What if you could create a streaming Internet library of all your music simply by briefly
inserting each of your CDs into your PC to prove that you owned it? For a few months in
2000, you could--and I did. Then the music industry sued this nifty service out of
business. I shed no tears when the original Napster got shut down, but the death of My.MP3.com hit me hard.

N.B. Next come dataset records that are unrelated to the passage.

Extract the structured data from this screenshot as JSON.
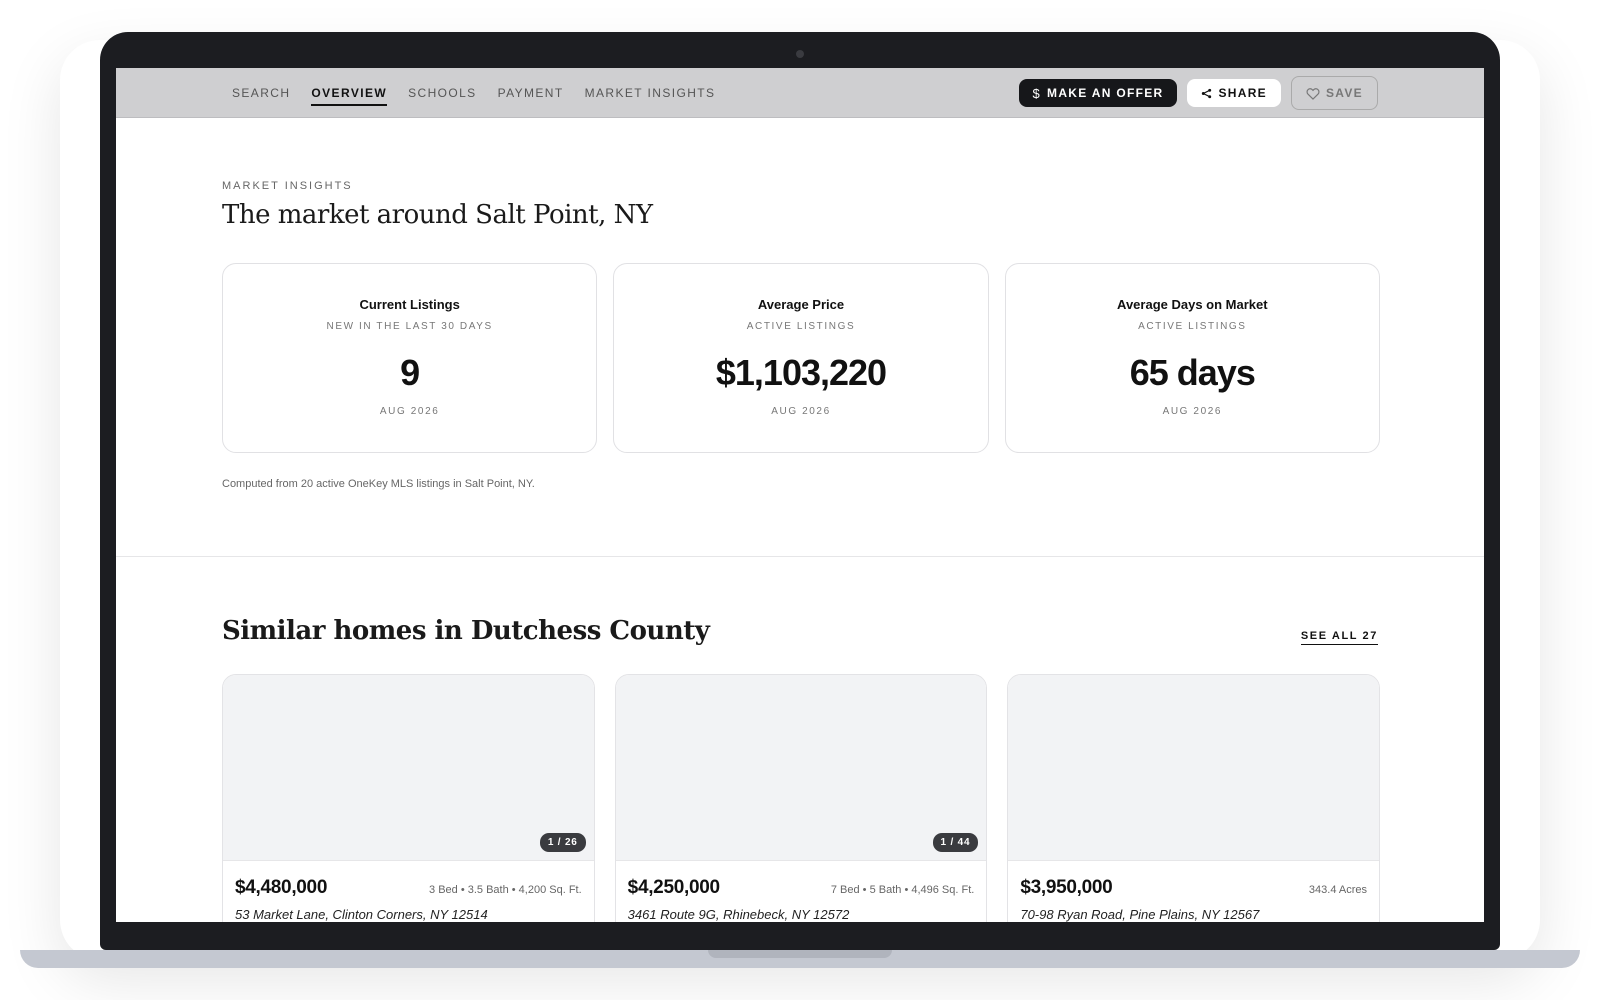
{
  "nav": {
    "links": [
      {
        "label": "SEARCH",
        "active": false
      },
      {
        "label": "OVERVIEW",
        "active": true
      },
      {
        "label": "SCHOOLS",
        "active": false
      },
      {
        "label": "PAYMENT",
        "active": false
      },
      {
        "label": "MARKET INSIGHTS",
        "active": false
      }
    ],
    "make_offer_label": "MAKE AN OFFER",
    "share_label": "SHARE",
    "save_label": "SAVE"
  },
  "market": {
    "eyebrow": "MARKET INSIGHTS",
    "title": "The market around Salt Point, NY",
    "stats": [
      {
        "label": "Current Listings",
        "sub": "NEW IN THE LAST 30 DAYS",
        "value": "9",
        "date": "AUG 2026"
      },
      {
        "label": "Average Price",
        "sub": "ACTIVE LISTINGS",
        "value": "$1,103,220",
        "date": "AUG 2026"
      },
      {
        "label": "Average Days on Market",
        "sub": "ACTIVE LISTINGS",
        "value": "65 days",
        "date": "AUG 2026"
      }
    ],
    "footnote": "Computed from 20 active OneKey MLS listings in Salt Point, NY."
  },
  "similar": {
    "title": "Similar homes in Dutchess County",
    "see_all_label": "SEE ALL 27",
    "homes": [
      {
        "photo_count": "1 / 26",
        "price": "$4,480,000",
        "meta": "3 Bed • 3.5 Bath • 4,200 Sq. Ft.",
        "address": "53 Market Lane, Clinton Corners, NY 12514"
      },
      {
        "photo_count": "1 / 44",
        "price": "$4,250,000",
        "meta": "7 Bed • 5 Bath • 4,496 Sq. Ft.",
        "address": "3461 Route 9G, Rhinebeck, NY 12572"
      },
      {
        "photo_count": "",
        "price": "$3,950,000",
        "meta": "343.4 Acres",
        "address": "70-98 Ryan Road, Pine Plains, NY 12567"
      }
    ]
  },
  "icons": {
    "offer": "dollar-icon",
    "share": "share-icon",
    "save": "heart-icon"
  }
}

I know that WebVan is widely considered a poster
child for dot-com-era insanity, but I was a regular (and happy) customer of this Internet
grocery shopping service. For an urban dweller with a full-time job and no supermarket
within walking distance, WebVan was a dream come true, delivering boxloads of staples and
luxuries at the hours of my choosing. I loved taking a virtual walk down its well-stocked
aisles during my lunch break, clicking through my weekly shopping list in a matter of
minutes. And though some former customers complained that the quality of the groceries
deteriorated as WebVan declined, I rarely had a significant problem (though I do remember
early on receiving DOA "live" Maine lobsters before the company figured out that its
plastic packaging was suffocating them). Safeway is now trying to earn my patronage, but
it will never inspire the same frisson.
In the dot-com glory days, people were so busy tracking their IPO stock prices that they
didn't have time to visit the dry cleaner. Purple Tie's service picked up, dry-cleaned,
and delivered your clothes, and let you schedule the pickups and deliveries online. It
was very reliable--at least in San Francisco--and did a great job, contributing to the
wholesome atmosphere at PC World headquarters. The service had plans to expand to 28
metropolitan areas, but it ran out of money before it could catch on. A smaller outfit
bought the assets of PurpleTie.com assets and now offers delivery service in communities south of San
Francisco; it appears to be doing much better than its predecessor.